Community development must draw on and build up the assets that are particular to places. Those assets include the land, boundaries, borders, water, the place's geographic location in relation to the larger region, history, topography, and other elements. Attachment to a shared place gives people and organizations an important common interest around which to organize. Places have identities that can bolster the sense of community.
Places matter for children and their parents because their lives are by necessity lived out close to home. Place matters for politics: local democracy builds on and strengthens the attachments that citizens hold to their neighborhoods, towns, and cities.
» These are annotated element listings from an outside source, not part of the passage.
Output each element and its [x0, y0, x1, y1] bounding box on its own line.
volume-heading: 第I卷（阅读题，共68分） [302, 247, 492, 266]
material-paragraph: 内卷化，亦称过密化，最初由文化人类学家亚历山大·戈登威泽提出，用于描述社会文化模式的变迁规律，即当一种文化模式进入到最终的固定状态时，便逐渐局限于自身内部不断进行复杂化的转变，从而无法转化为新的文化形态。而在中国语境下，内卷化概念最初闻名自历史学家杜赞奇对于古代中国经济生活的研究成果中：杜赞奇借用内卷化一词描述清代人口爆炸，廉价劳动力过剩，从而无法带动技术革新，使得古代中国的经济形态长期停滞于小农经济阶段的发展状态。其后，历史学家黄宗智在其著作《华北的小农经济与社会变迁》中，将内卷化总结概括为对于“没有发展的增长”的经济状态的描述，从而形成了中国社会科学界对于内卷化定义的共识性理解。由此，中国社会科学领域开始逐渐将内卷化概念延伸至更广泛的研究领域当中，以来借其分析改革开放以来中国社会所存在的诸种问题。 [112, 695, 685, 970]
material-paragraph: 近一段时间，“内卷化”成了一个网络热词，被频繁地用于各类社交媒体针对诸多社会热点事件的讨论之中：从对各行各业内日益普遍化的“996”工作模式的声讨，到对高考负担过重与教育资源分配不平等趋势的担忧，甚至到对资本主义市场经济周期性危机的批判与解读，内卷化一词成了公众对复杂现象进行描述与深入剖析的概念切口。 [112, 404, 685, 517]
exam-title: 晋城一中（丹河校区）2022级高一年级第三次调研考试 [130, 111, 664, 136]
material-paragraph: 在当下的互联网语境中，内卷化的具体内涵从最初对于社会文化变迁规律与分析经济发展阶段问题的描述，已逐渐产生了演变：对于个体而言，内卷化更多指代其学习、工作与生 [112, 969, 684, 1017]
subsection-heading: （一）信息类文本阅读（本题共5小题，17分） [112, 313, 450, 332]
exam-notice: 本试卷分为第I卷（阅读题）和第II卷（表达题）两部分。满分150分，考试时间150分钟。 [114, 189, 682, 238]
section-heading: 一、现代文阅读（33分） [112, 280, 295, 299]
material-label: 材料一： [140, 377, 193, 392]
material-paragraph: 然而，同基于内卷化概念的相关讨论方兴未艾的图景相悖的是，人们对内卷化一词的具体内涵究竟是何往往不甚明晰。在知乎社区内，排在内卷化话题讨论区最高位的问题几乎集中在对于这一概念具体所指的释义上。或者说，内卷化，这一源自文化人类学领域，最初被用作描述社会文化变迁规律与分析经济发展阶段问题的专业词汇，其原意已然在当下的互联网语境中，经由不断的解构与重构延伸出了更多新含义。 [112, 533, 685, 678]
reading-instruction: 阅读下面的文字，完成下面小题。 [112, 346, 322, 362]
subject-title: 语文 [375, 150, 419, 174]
Place matters for economic development: when they are well planned, they attract investments in commercial and industrial enterprises.
"No two places on our planet are entirely alike, and the communities of life that each brings forth are as unique as the patterns of its weather, terrain, geology, and its own surroundings ... In becoming at home in these places and responding to the special kinds of comfort, challenge, and sustenance we find in each, we become a different people." Thomas Bender, "Making Places Sacred," in James A. Swan, The Power of Place, Quest Books, 1991.
"The preamble to Montana's constitution, with its expression of gratitude for Montana's landscape, reflects an understanding however faint that the political culture of a place is not something apart from the place itself ... the strengthening of political culture ... must take place and be studied in the context of very specific places and of the people who struggle to live well in such places." Daniel Kemmis, Community and the Politics of Place, 1990.